Monday, November 3, 2014

How The BEA Goosed 3rd Quarter GDP——With A Phony 74% Leap In Defense Spending

The White House

And from this a thousand conspiracy-themed blog posts will be born. Here is Capital Economics on the surprisingly strong (3.5% vs. 3.0% forecast) third-quarter US GDP report:

– The reported leap in third-quarter defence spending, which added 0.7 percentage points to annualised  GDP growth was, as far as we can tell, largely due to a failure of the BEA’s seasonal adjustment  process. As a result, we expect defence spending to plunge this quarter, subtracting a similar amount  from fourth-quarter GDP growth.
– All of the upside surprise in third-quarter GDP growth (the 3.5% outturn was well above the consensus  forecast of 3.0%) can be explained by the 4.6% increase in government spending, which added 0.8  percentage points (ppts) to overall growth. Moreover, nearly all of that boost was due to a 21% leap in Federal defence consumption.
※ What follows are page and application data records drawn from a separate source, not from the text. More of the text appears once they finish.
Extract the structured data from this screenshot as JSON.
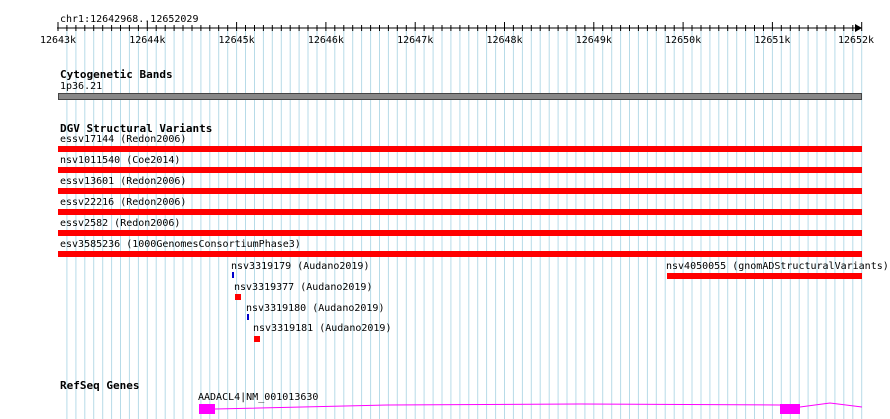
{
  "ruler": {
    "location": "chr1:12642968..12652029",
    "ticks": [
      "12643k",
      "12644k",
      "12645k",
      "12646k",
      "12647k",
      "12648k",
      "12649k",
      "12650k",
      "12651k",
      "12652k"
    ]
  },
  "tracks": {
    "cytoband": {
      "title": "Cytogenetic Bands",
      "band_label": "1p36.21",
      "band_color": "#888888"
    },
    "dgv": {
      "title": "DGV Structural Variants",
      "color": "#ff0000",
      "marker_blue": "#0000cc",
      "features": [
        {
          "label": "essv17144 (Redon2006)"
        },
        {
          "label": "nsv1011540 (Coe2014)"
        },
        {
          "label": "essv13601 (Redon2006)"
        },
        {
          "label": "essv22216 (Redon2006)"
        },
        {
          "label": "essv2582 (Redon2006)"
        },
        {
          "label": "esv3585236 (1000GenomesConsortiumPhase3)"
        },
        {
          "label": "nsv3319179 (Audano2019)"
        },
        {
          "label": "nsv4050055 (gnomADStructuralVariants)"
        },
        {
          "label": "nsv3319377 (Audano2019)"
        },
        {
          "label": "nsv3319180 (Audano2019)"
        },
        {
          "label": "nsv3319181 (Audano2019)"
        }
      ]
    },
    "refseq": {
      "title": "RefSeq Genes",
      "gene_label": "AADACL4|NM_001013630",
      "gene_color": "#ff00ff"
    }
  }
}
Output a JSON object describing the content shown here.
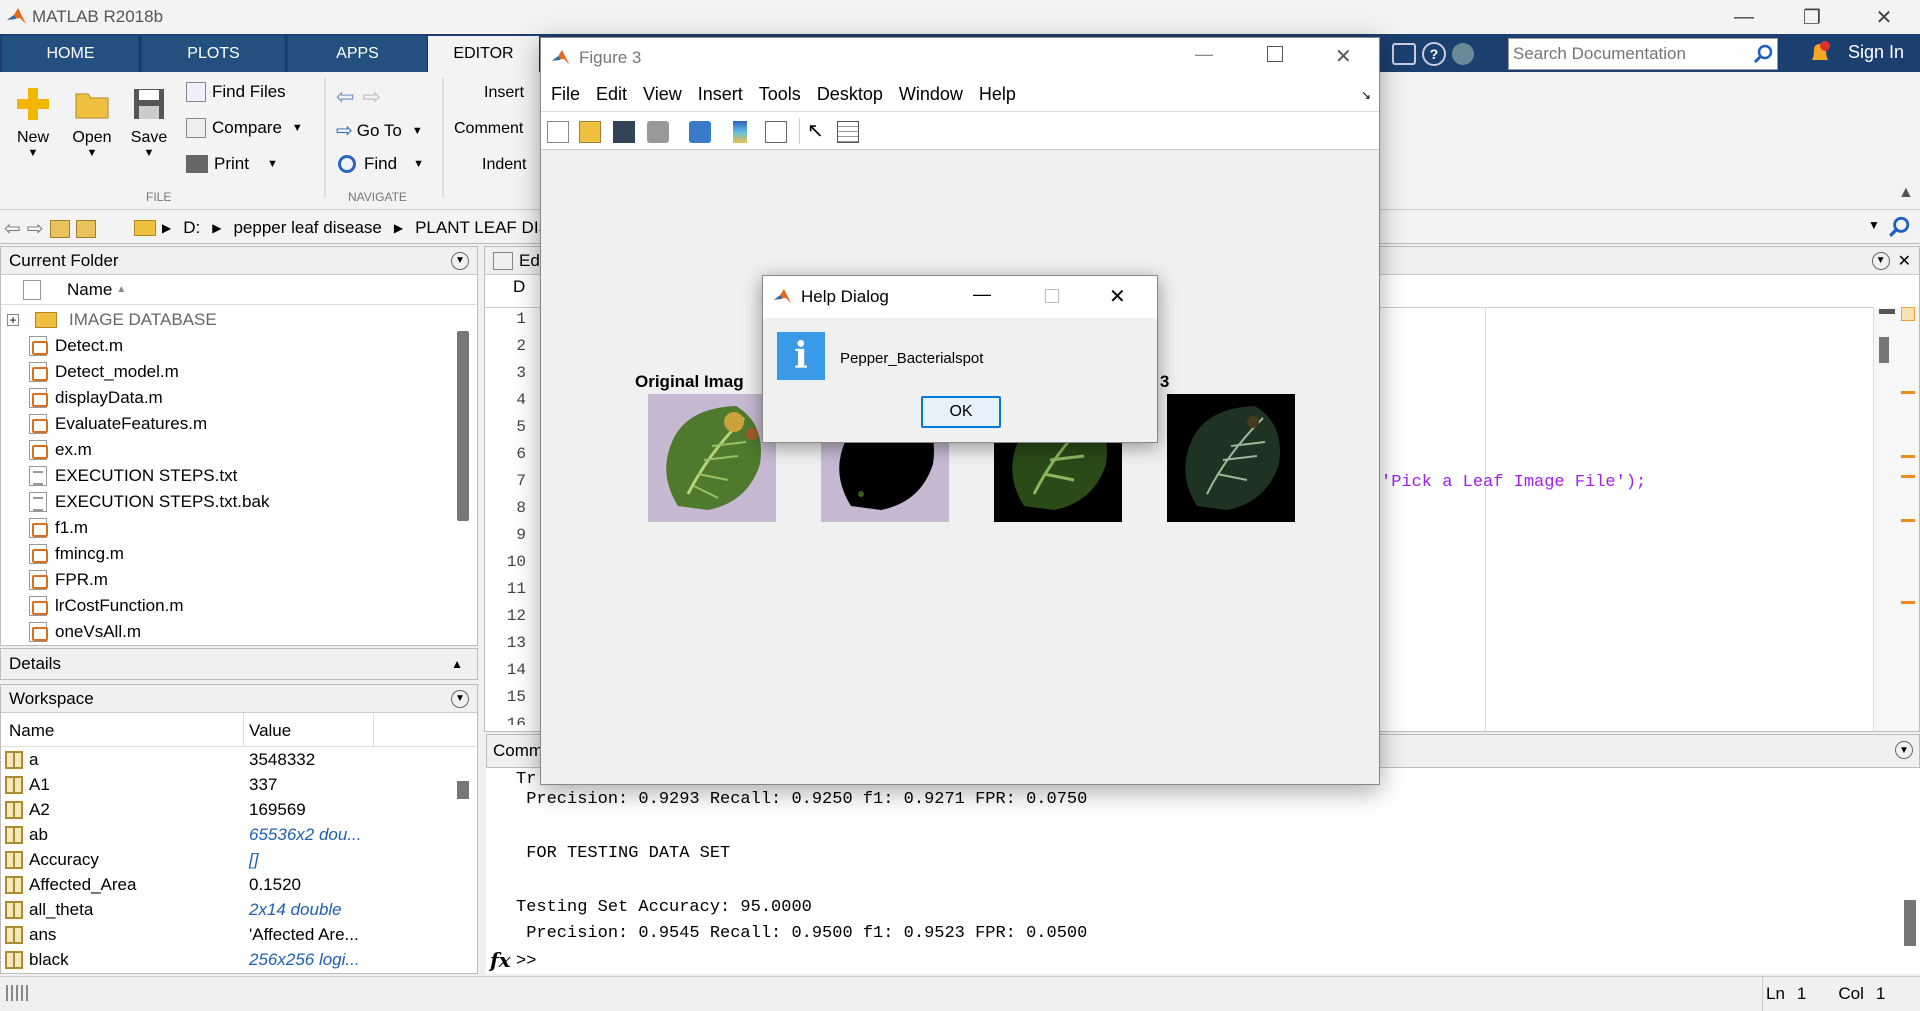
{
  "window": {
    "title": "MATLAB R2018b"
  },
  "tabs": [
    {
      "label": "HOME"
    },
    {
      "label": "PLOTS"
    },
    {
      "label": "APPS"
    },
    {
      "label": "EDITOR"
    }
  ],
  "search": {
    "placeholder": "Search Documentation",
    "sign_in": "Sign In"
  },
  "ribbon": {
    "new": "New",
    "open": "Open",
    "save": "Save",
    "find_files": "Find Files",
    "compare": "Compare",
    "print": "Print",
    "go_to": "Go To",
    "find": "Find",
    "insert": "Insert",
    "comment": "Comment",
    "indent": "Indent",
    "section_file": "FILE",
    "section_navigate": "NAVIGATE"
  },
  "address": {
    "path": [
      "D:",
      "pepper leaf disease",
      "PLANT LEAF DIS"
    ]
  },
  "current_folder": {
    "title": "Current Folder",
    "column": "Name",
    "items": [
      {
        "name": "IMAGE DATABASE",
        "kind": "folder"
      },
      {
        "name": "Detect.m",
        "kind": "m"
      },
      {
        "name": "Detect_model.m",
        "kind": "m"
      },
      {
        "name": "displayData.m",
        "kind": "m"
      },
      {
        "name": "EvaluateFeatures.m",
        "kind": "m"
      },
      {
        "name": "ex.m",
        "kind": "m"
      },
      {
        "name": "EXECUTION STEPS.txt",
        "kind": "txt"
      },
      {
        "name": "EXECUTION STEPS.txt.bak",
        "kind": "txt"
      },
      {
        "name": "f1.m",
        "kind": "m"
      },
      {
        "name": "fmincg.m",
        "kind": "m"
      },
      {
        "name": "FPR.m",
        "kind": "m"
      },
      {
        "name": "lrCostFunction.m",
        "kind": "m"
      },
      {
        "name": "oneVsAll.m",
        "kind": "m"
      }
    ]
  },
  "details": {
    "title": "Details"
  },
  "workspace": {
    "title": "Workspace",
    "col_name": "Name",
    "col_value": "Value",
    "rows": [
      {
        "name": "a",
        "value": "3548332",
        "italic": false
      },
      {
        "name": "A1",
        "value": "337",
        "italic": false
      },
      {
        "name": "A2",
        "value": "169569",
        "italic": false
      },
      {
        "name": "ab",
        "value": "65536x2 dou...",
        "italic": true
      },
      {
        "name": "Accuracy",
        "value": "[]",
        "italic": true
      },
      {
        "name": "Affected_Area",
        "value": "0.1520",
        "italic": false
      },
      {
        "name": "all_theta",
        "value": "2x14 double",
        "italic": true
      },
      {
        "name": "ans",
        "value": "'Affected Are...",
        "italic": false
      },
      {
        "name": "black",
        "value": "256x256 logi...",
        "italic": true
      }
    ]
  },
  "editor": {
    "tab_label": "Ed",
    "file_tab": "D",
    "line_numbers": [
      "1",
      "2",
      "3",
      "4",
      "5",
      "6",
      "7",
      "8",
      "9",
      "10",
      "11",
      "12",
      "13",
      "14",
      "15",
      "16"
    ],
    "code_fragment": "'Pick a Leaf Image File');"
  },
  "figure": {
    "title": "Figure 3",
    "menu": [
      "File",
      "Edit",
      "View",
      "Insert",
      "Tools",
      "Desktop",
      "Window",
      "Help"
    ],
    "panels": [
      {
        "title": "Original Imag"
      },
      {
        "title": ""
      },
      {
        "title": ""
      },
      {
        "title": "Cluster 3"
      }
    ]
  },
  "dialog": {
    "title": "Help Dialog",
    "message": "Pepper_Bacterialspot",
    "ok": "OK"
  },
  "command_window": {
    "title": "Comm",
    "lines": [
      "Tr",
      " Precision: 0.9293 Recall: 0.9250 f1: 0.9271 FPR: 0.0750",
      "",
      " FOR TESTING DATA SET",
      "",
      "Testing Set Accuracy: 95.0000",
      " Precision: 0.9545 Recall: 0.9500 f1: 0.9523 FPR: 0.0500"
    ],
    "prompt": ">>",
    "fx": "fx"
  },
  "status": {
    "ln_label": "Ln",
    "ln": "1",
    "col_label": "Col",
    "col": "1"
  }
}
That’s the largest increase since the second Iraq war in  early 2003. Drilling down further, more than two-thirds of the rise was due to a 74% annualised leap in  defence spending on support services for installation, weapons and personnel. This is unusual given that  spending on such services typically makes up just 25% of total defence spending.
– Some of the rise in the third quarter could be due to the escalation in military action in the Middle  East, but most of it appears to be due to a failure of the seasonal adjustment process. Looking at the  averages over the past five years, defence support services spending has increased by 38% annualised in  the third quarter only to fall by an average of 34% annualised in the fourth quarter. (See Chart 2.) The BEA all-but confirmed this problem when in an email it told us that it is “trying to determine if any  methodology changes are necessary”.